Failed to connect Host to Storage Pool default
I'm having a huge problem after removing a storage domain
Basically I moved all of my Virtual Machine's from one storage domain to another, during this process one machine was stuck in the process of moving "Image Locked" for days. I eventually gave up on saving this machine and removed and destroyed the original storage domain. After doing this, my evens log erupted in a storm of errors. My production datacenter is now down, my storage domains are down and I can't start any VM's that were not previously running. However all VM's that were running are still up on a single host.
Here are the steps I took to try and resolve this, and the corresponding errors
Activating storage domain:
Failed to activate Storage Domain (Data Center Default) by admin
Wrong Master domain or its version
Activating Host:
Failed to connect Host to Storage Pool default
This is repeating on my RHEVM /var/log/rhevm/rhevm.log
Class Name: org.ovirt.engine.core.vdsbroker.vdsbroker.StatusOnlyReturnForXmlRpc
mMessage Wrong Master domain or its version: 'SD=ddce1a5d-2bf9-4caa-841e-154675e1b198, pool=a43b0cf4-3af2-11e1-b9f5-001ec947b583'
I've also tried rebooting my RHEVM server and one hypervisor to no avail. Also the SpmStatus is "none" for both hosts
any help would be great!
Responses
Hi Tyler,
Since you mentioned this is in production, please open a support case for the issue. Such cases require uploading full log sets and system information for examination, without that it's hardly possible to suggest a solution.
We try to help as much as possible here at the User Groups, but production outages should definitely be handled by support, where you will have an SLA and proper attention from all parties.

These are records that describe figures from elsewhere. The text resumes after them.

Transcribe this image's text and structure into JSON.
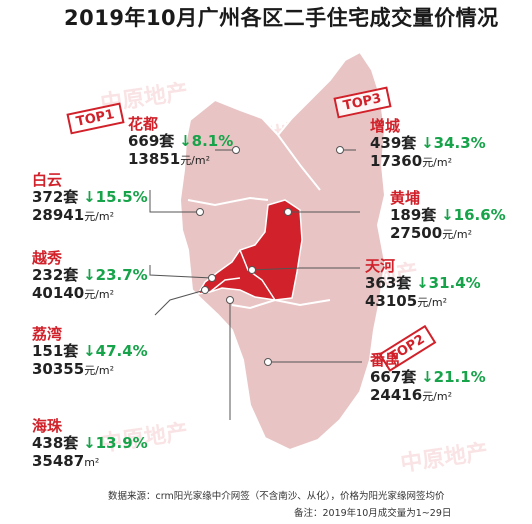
{
  "title": "2019年10月广州各区二手住宅成交量价情况",
  "watermark": "中原地产",
  "colors": {
    "district_red": "#d1212a",
    "change_green": "#17a34a",
    "map_pink": "#e8c4c4"
  },
  "districts": {
    "huadu": {
      "name": "花都",
      "volume": "669套",
      "change": "↓8.1%",
      "price": "13851",
      "price_unit": "元/m²",
      "top": "TOP1"
    },
    "zengcheng": {
      "name": "增城",
      "volume": "439套",
      "change": "↓34.3%",
      "price": "17360",
      "price_unit": "元/m²",
      "top": "TOP3"
    },
    "baiyun": {
      "name": "白云",
      "volume": "372套",
      "change": "↓15.5%",
      "price": "28941",
      "price_unit": "元/m²"
    },
    "huangpu": {
      "name": "黄埔",
      "volume": "189套",
      "change": "↓16.6%",
      "price": "27500",
      "price_unit": "元/m²"
    },
    "yuexiu": {
      "name": "越秀",
      "volume": "232套",
      "change": "↓23.7%",
      "price": "40140",
      "price_unit": "元/m²"
    },
    "tianhe": {
      "name": "天河",
      "volume": "363套",
      "change": "↓31.4%",
      "price": "43105",
      "price_unit": "元/m²"
    },
    "liwan": {
      "name": "荔湾",
      "volume": "151套",
      "change": "↓47.4%",
      "price": "30355",
      "price_unit": "元/m²"
    },
    "panyu": {
      "name": "番禺",
      "volume": "667套",
      "change": "↓21.1%",
      "price": "24416",
      "price_unit": "元/m²",
      "top": "TOP2"
    },
    "haizhu": {
      "name": "海珠",
      "volume": "438套",
      "change": "↓13.9%",
      "price": "35487",
      "price_unit": "m²"
    }
  },
  "footer": {
    "source": "数据来源：crm阳光家缘中介网签（不含南沙、从化），价格为阳光家缘网签均价",
    "note": "备注：2019年10月成交量为1~29日"
  }
}
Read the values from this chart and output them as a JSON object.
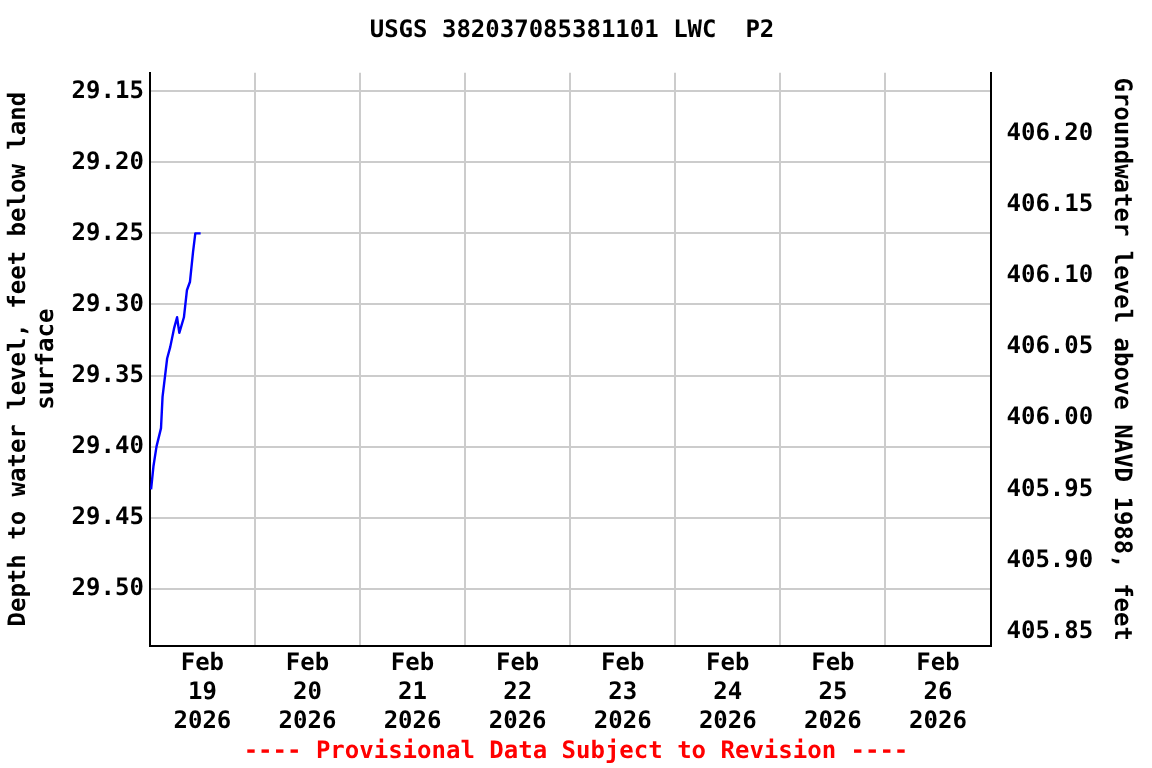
{
  "chart_data": {
    "type": "line",
    "title": "USGS 382037085381101 LWC  P2",
    "xlabel": null,
    "ylabel": "Depth to water level, feet below land surface",
    "y2label": "Groundwater level above NAVD 1988, feet",
    "x": [
      "2026-02-19T00:17",
      "2026-02-19T00:49",
      "2026-02-19T01:31",
      "2026-02-19T02:33",
      "2026-02-19T02:54",
      "2026-02-19T03:57",
      "2026-02-19T04:39",
      "2026-02-19T05:31",
      "2026-02-19T06:13",
      "2026-02-19T06:44",
      "2026-02-19T07:47",
      "2026-02-19T08:28",
      "2026-02-19T09:10",
      "2026-02-19T09:52",
      "2026-02-19T10:23",
      "2026-02-19T11:36"
    ],
    "series": [
      {
        "color": "#0000ff",
        "values": [
          29.43,
          29.414,
          29.4,
          29.387,
          29.365,
          29.338,
          29.33,
          29.317,
          29.309,
          29.32,
          29.309,
          29.29,
          29.284,
          29.263,
          29.25,
          29.25
        ]
      }
    ],
    "xlim": [
      "2026-02-19T00:00",
      "2026-02-27T00:00"
    ],
    "xticks": [
      {
        "value": "2026-02-19T00:00",
        "label": null
      },
      {
        "value": "2026-02-19T12:00",
        "label": "Feb 19 2026"
      },
      {
        "value": "2026-02-20T00:00",
        "label": null
      },
      {
        "value": "2026-02-20T12:00",
        "label": "Feb 20 2026"
      },
      {
        "value": "2026-02-21T00:00",
        "label": null
      },
      {
        "value": "2026-02-21T12:00",
        "label": "Feb 21 2026"
      },
      {
        "value": "2026-02-22T00:00",
        "label": null
      },
      {
        "value": "2026-02-22T12:00",
        "label": "Feb 22 2026"
      },
      {
        "value": "2026-02-23T00:00",
        "label": null
      },
      {
        "value": "2026-02-23T12:00",
        "label": "Feb 23 2026"
      },
      {
        "value": "2026-02-24T00:00",
        "label": null
      },
      {
        "value": "2026-02-24T12:00",
        "label": "Feb 24 2026"
      },
      {
        "value": "2026-02-25T00:00",
        "label": null
      },
      {
        "value": "2026-02-25T12:00",
        "label": "Feb 25 2026"
      },
      {
        "value": "2026-02-26T00:00",
        "label": null
      },
      {
        "value": "2026-02-26T12:00",
        "label": "Feb 26 2026"
      },
      {
        "value": "2026-02-27T00:00",
        "label": null
      }
    ],
    "ylim": [
      29.54,
      29.137
    ],
    "yticks": [
      {
        "value": 29.15,
        "label": "29.15"
      },
      {
        "value": 29.2,
        "label": "29.20"
      },
      {
        "value": 29.25,
        "label": "29.25"
      },
      {
        "value": 29.3,
        "label": "29.30"
      },
      {
        "value": 29.35,
        "label": "29.35"
      },
      {
        "value": 29.4,
        "label": "29.40"
      },
      {
        "value": 29.45,
        "label": "29.45"
      },
      {
        "value": 29.5,
        "label": "29.50"
      }
    ],
    "y2lim": [
      405.84,
      406.243
    ],
    "y2ticks": [
      {
        "value": 405.85,
        "label": "405.85"
      },
      {
        "value": 405.9,
        "label": "405.90"
      },
      {
        "value": 405.95,
        "label": "405.95"
      },
      {
        "value": 406.0,
        "label": "406.00"
      },
      {
        "value": 406.05,
        "label": "406.05"
      },
      {
        "value": 406.1,
        "label": "406.10"
      },
      {
        "value": 406.15,
        "label": "406.15"
      },
      {
        "value": 406.2,
        "label": "406.20"
      }
    ],
    "annotations": [
      "---- Provisional Data Subject to Revision ----"
    ],
    "grid": true,
    "legend": false,
    "marker": "none",
    "line_style": "solid"
  }
}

A brief look at the log snippet suggests this might be a case of the RHEv-M database holding a certain version of metadata and pointed to a master SD, while this is not the case on the physical storage any longer. This is something that can happen when the "Destroy" option is not used carefully - it simply removes a domain from the database, without touching the actual storage, and should only be used when you remove the LUN manually before you remove it from RHEV, and RHEV is left with no means of seeing the domain any longer.
When you open the support case, please provide a full log collector, including the hosts and the database dump, it should be enough to suggest a course of action for recovery.
For the future, if you have a VM stuck in image locked for an unreasonable amount of time, please open a case before doing any additional drastic steps. This sort of situation should not happen, and should be resolved on the spot.